Italian audio equipment manufacturer

K-array is an Italy-based manufacturer of loudspeakers and amplification products for the professional audio market. K-array’s products are sold in over 50 countries around the world, and have been used in a variety of environments including major concert tours, cathedrals, stadia, theatres, restaurants and hotels.

==History==

In 1990, innovative entrepreneurs Carlo Tatini, Alessandro Tatini and Massimo Ferrati founded HP Sound Equipment to design and fit-out broadcast studios for television and radio. After noticing that unbalanced lavalier microphones would pick up hum from electrical equipment nearby, such as dimmers and power distribution, the group created a miniature microphone with integrated pre-amp inside the cartridge. Later, HP Sound began expanding into the manufacture of other product categories, including their own line of MI equipment, and designing OEM solutions for other manufacturers.

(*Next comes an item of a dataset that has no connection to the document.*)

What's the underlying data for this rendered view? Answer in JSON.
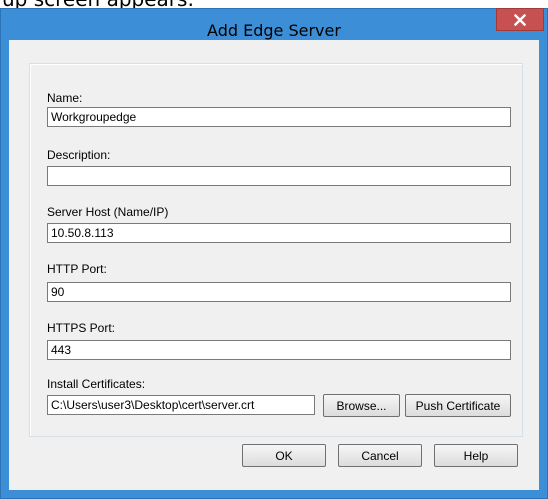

In 2005, HP Sound re-positioned their loudspeaker products into a new brand and K-array was named. Shortly after, the live sound-focused company launched its flagship Concert Series range of small-footprint line array products, designed to minimize transport and storage costs during touring. The brand’s first product, the KH4 loudspeaker, weighed 100 lbs and had a depth of 6”.

In the years that followed, K-array has continued to develop line array solutions, including the flat-panel line array modules, alongside slim line column loudspeakers, micro loudspeakers with integrated LED lighting, a flexible rope-like loudspeaker, and a moving head loudspeaker with integrated camera.

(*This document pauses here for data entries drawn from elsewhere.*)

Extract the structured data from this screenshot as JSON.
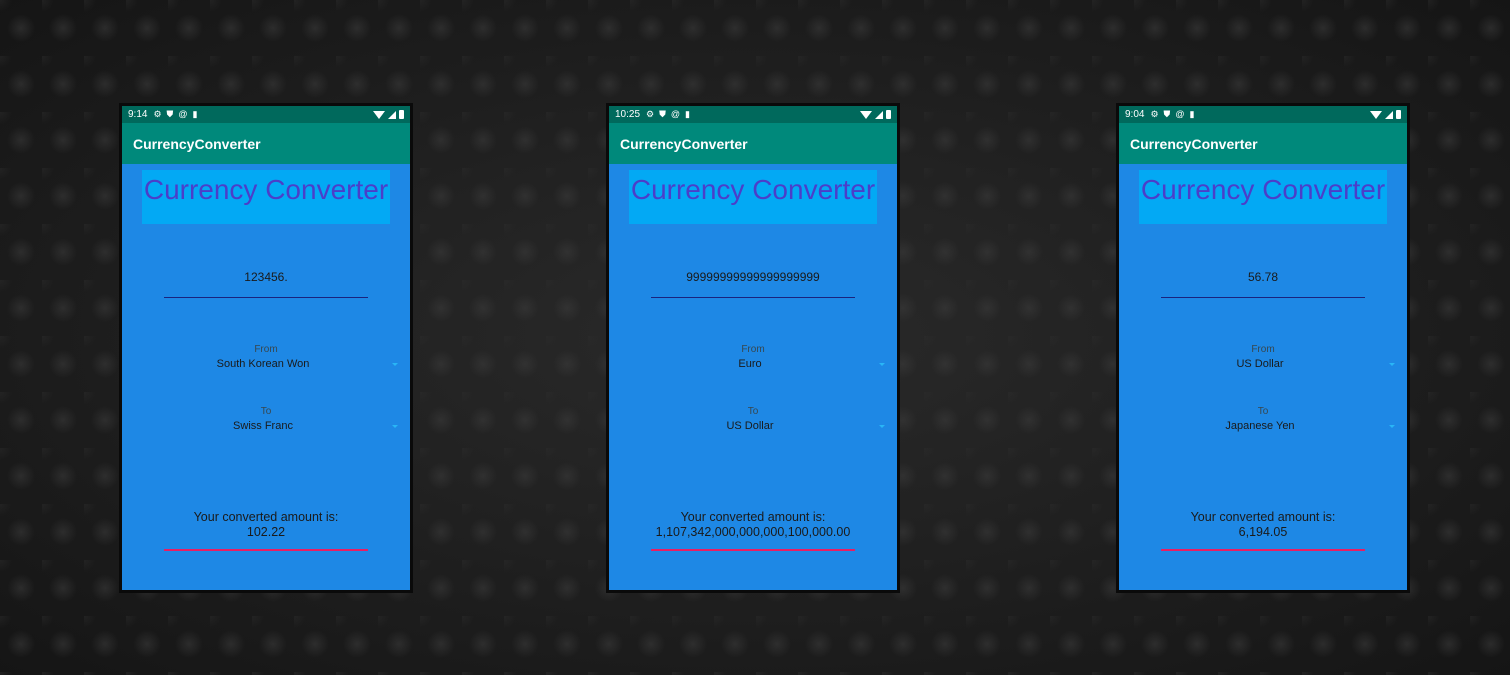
{
  "app": {
    "title": "CurrencyConverter",
    "heading": "Currency Converter",
    "from_label": "From",
    "to_label": "To",
    "result_caption": "Your converted amount is:",
    "status_icons": [
      "gear-icon",
      "shield-icon",
      "at-icon",
      "sd-card-icon",
      "wifi-icon",
      "signal-icon",
      "battery-icon"
    ]
  },
  "screens": [
    {
      "time": "9:14",
      "amount": "123456.",
      "from": "South Korean Won",
      "to": "Swiss Franc",
      "result": "102.22"
    },
    {
      "time": "10:25",
      "amount": "99999999999999999999",
      "from": "Euro",
      "to": "US Dollar",
      "result": "1,107,342,000,000,000,100,000.00"
    },
    {
      "time": "9:04",
      "amount": "56.78",
      "from": "US Dollar",
      "to": "Japanese Yen",
      "result": "6,194.05"
    }
  ],
  "colors": {
    "status_bar": "#00695c",
    "app_bar": "#00897b",
    "screen_bg": "#1e88e5",
    "heading_bg": "#03a9f4",
    "heading_text": "#4b3ec9",
    "result_underline": "#e91e63"
  }
}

In 2020, KSCAPE, a new division of K-array, combines innovative audio with high-end light in one product to provide architects and designers with a single solution that merges senses. RAIL is a 1.2 meter homogenous linear LED track light with full-range cone drivers.

==Technology==
K-array has a number of technology ranges that it integrates into products, including SAT (Slim Array Technology).

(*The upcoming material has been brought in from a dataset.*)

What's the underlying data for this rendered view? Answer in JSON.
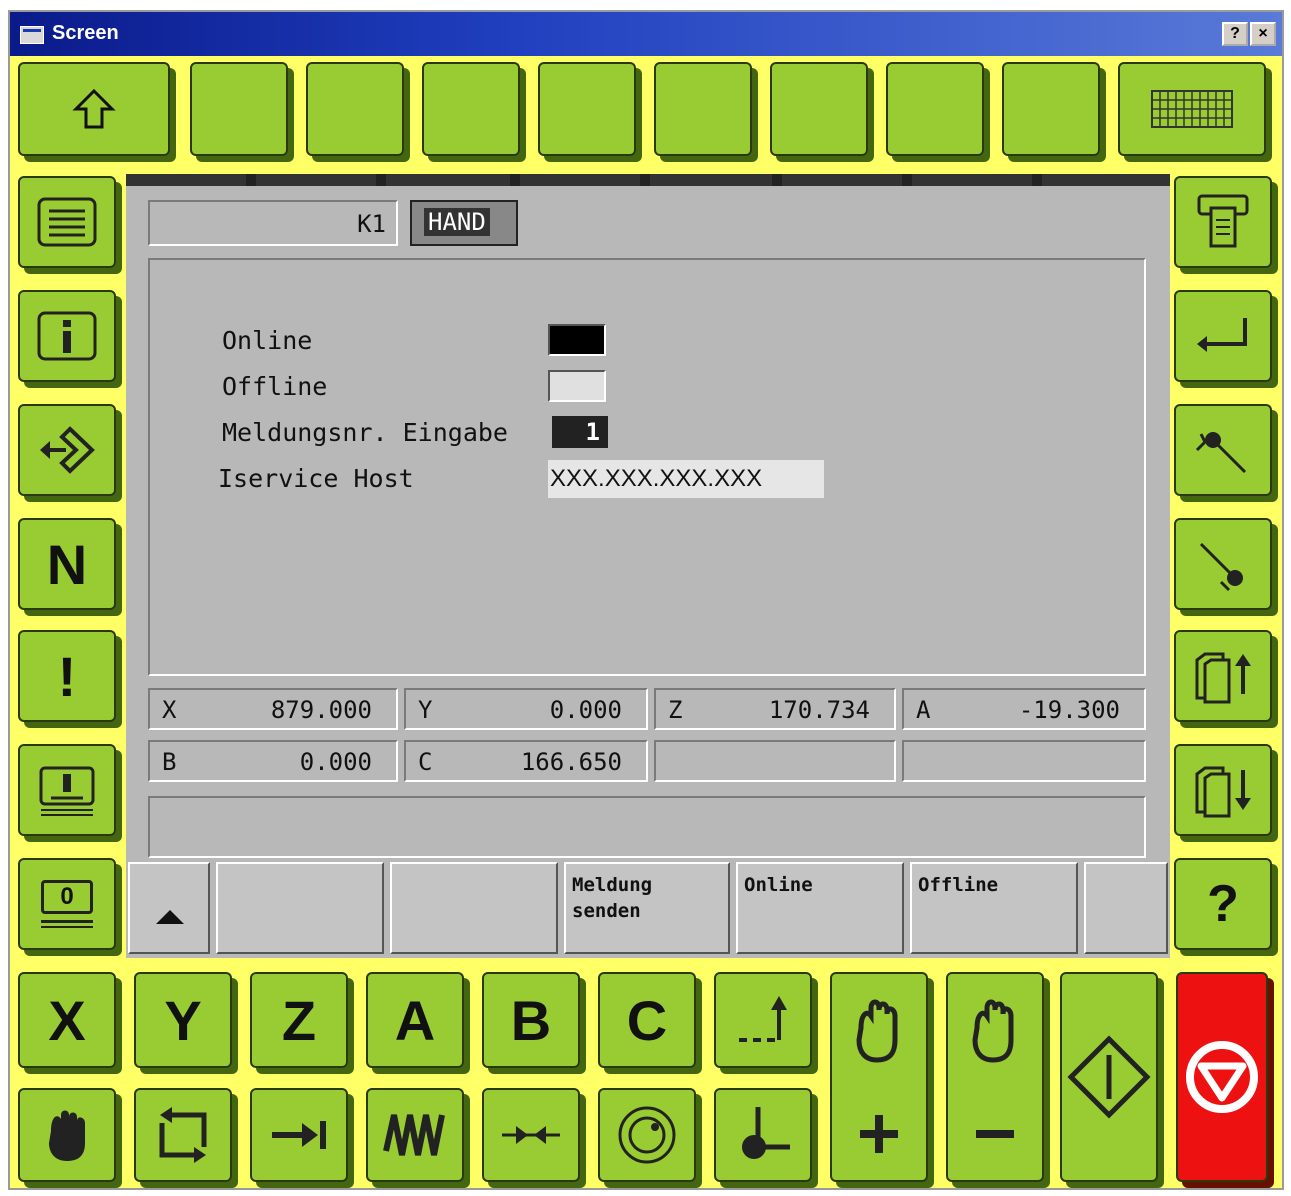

Slim Array Technology (SAT) was developed to confront issues using large line array elements by substituting the big enclosures with slim boxes. Whereas a big air volume inside a large speaker box in a standard line array is necessary to maximize the speaker efficiency in the mid-low frequency range, a slim box allows sound to exit instantaneously without resonance, generating a significant amount of sound pressure in the low and low-mid range with a fast transient response. Therefore, all sounds characterized by fast transients, like percussion instruments, are reproduced in a more natural way.

==Products==
===Loudspeakers===
- Concert Series – Mugello, Firenze (Slim Array Technology-equipped, flat line array elements), Owl (moving head audio) and Mastiff monitor lines
- Installed Sound – Anakonda, Domino, Dragon, Kayman, Kobra, Lyzard, Python, Rumble, Thunder, Tornado, Turtle and Vyper lines
- Portable Systems – Axle and Pinnacle sub-and-satellite systems

===Amplifiers===
- Kommander power amplifiers

===Software===
- K-framework – K-array product management software, integrated with Dante audio networking, USB and RS485
- Owl-Manager – software to manage the Owl-KW8 moving-head loudspeaker, with HDSDI and DMX compatibility

==Accolades==
- EMEA InAVation Awards 2014, Most InAVative Loudspeaker - Anakonda KAN200
- InfoComm 2014 Best Of Show - Anakonda KAN200
- Induction into MuDeTo, the online museum that recognizes Tuscan design excellence, for the Anakonda.